I was raised vaguely Protestant by rather non-religious parents, one of whom (I would later learn) fits the anti-Church ex-Catholic mold pretty well. (Ex-Protestants have left a congregation; ex-Catholics are refugees from a global empire. That, and a lot of them went to insane Catholic schools that will warp you in one direction or another.) I don’t even remember which church I went to because we moved for the first time when I was seven and never bothered to find another to go to. It was never even discussed in my presence, as far as I can recall.

Anyway, I was an atheist by the third grade. It wasn’t really an argument that turned me, but the inescapable sensation that prayer was just talking to myself. I really tried to pray. I honestly put forth as much effort as I had at the time to contact… something. I got myself.

(So I had an existentialist epiphany in my first decade or so on the planet? That’s how I recall it, anyway.)

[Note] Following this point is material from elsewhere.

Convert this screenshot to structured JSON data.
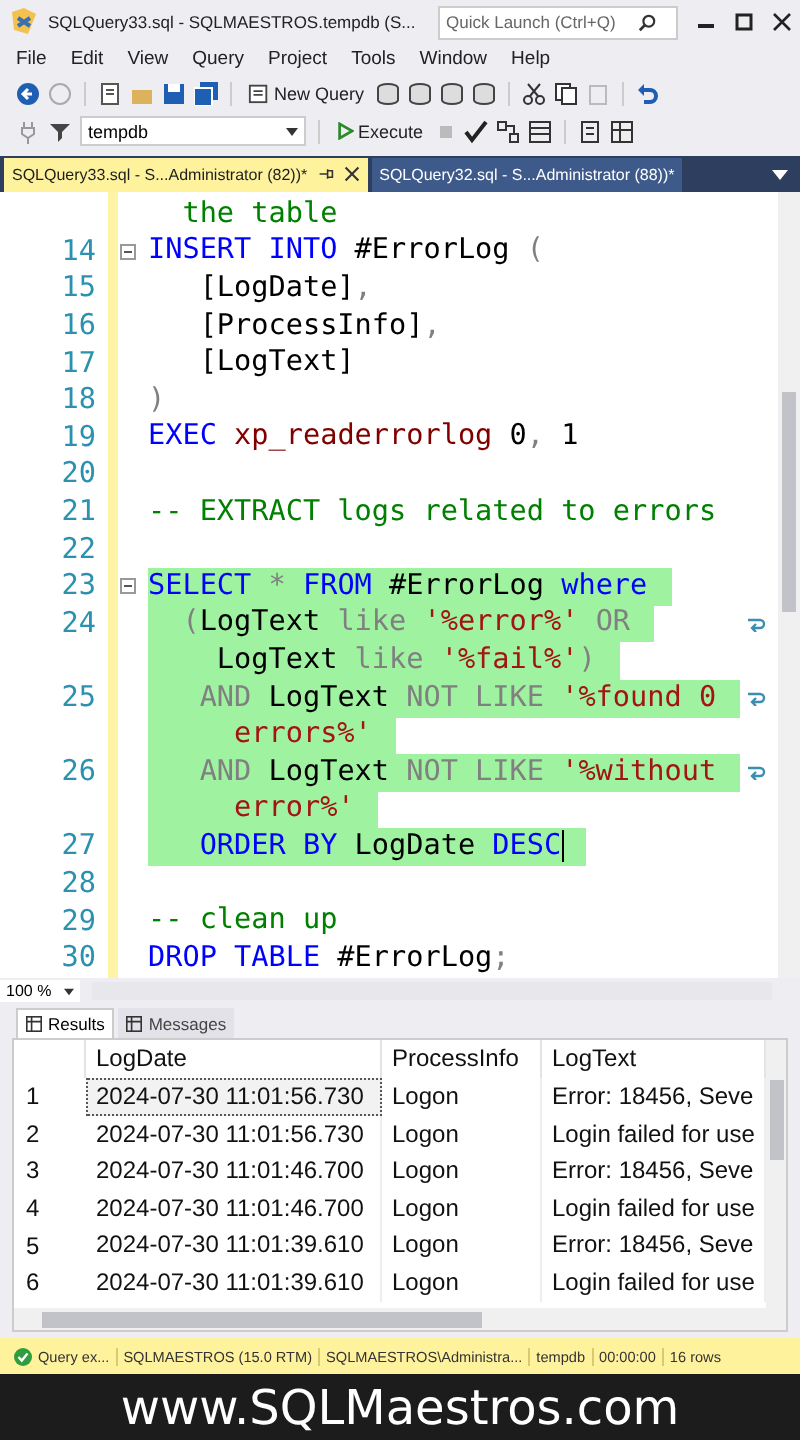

My big revelation wasn’t so much that deities aren’t real, but that there’s a whole lot of atheists in the world and even in this country once you leave the Bible Belt. Getting into the Internet was vital to this process, even before I found this place.

So are you also acknowledging that this characterization of the origin of atheism in other people is not accurate?
Roddy

This thread pretty much confirms what I’ve thought for a long time. Evangelism is a waste of time. Either people are seeking a religion to latch on to, or they aren’t. Even as a kid, it seemed disrespectful to go peddling your deity door-to-door like it was a Kirby vacuum or something.

The flip side is, you’re never going to convince a believer that their beliefs are wrong. It’s a waste of time and effort. Their interpretation of their experiences will either confirm or destroy their faith, but arguing with them is pointless.

I was questioning religion long before I heard any atheist arguments. The things that got me were the really petty rules like, men shouldn’t have long hair. Why? Because the bible says nature teaches us that it is shameful. What in nature teaches us that? (no response) Men shouldn’t wear earrings. Why? Because that was a sign that someone was a slave. (Deut 15:17) Then of course there was the belief that the world was 6000ish years old and was created in a week, which completely conflicts with what we are learning about this planet. Things like this really made me wonder what the point was.

The idea that I was automatically going to hell because I’m gay was a big one too.

I tried paganism for a while, because it made more sense to me. Over time though, I realized that I didn’t really believe there was any sort of supernatural entity. I have yet to see any proof that there is, but I can’t prove that there isn’t so being agnostic is what makes the most sense to me. So far, that seems the most logical choice.

I’m the same way, which is why I’m atheist. Atheism isn’t a faith claim: It is, in modern usage, the idea that nothing is taken on faith alone, that evidence is required.

Agnosticism is, from what I can tell, more often used to name the belief, taken on faith, that humans cannot understand what is called the supernatural and so no statements about it can be made, not even the statement that it is unproven.

I would probably define myself more as what Wikipedia terms Weak Agnostic.

That’s about one’s view of knowledge, not what they believe. That doesn’t tell us whether or not one has a belief in God/gods are not. If you’re a weak agnostic you’re still either an atheist or a theist. From that same Wikipedia article:

Based on what you’ve said, you’re an atheist.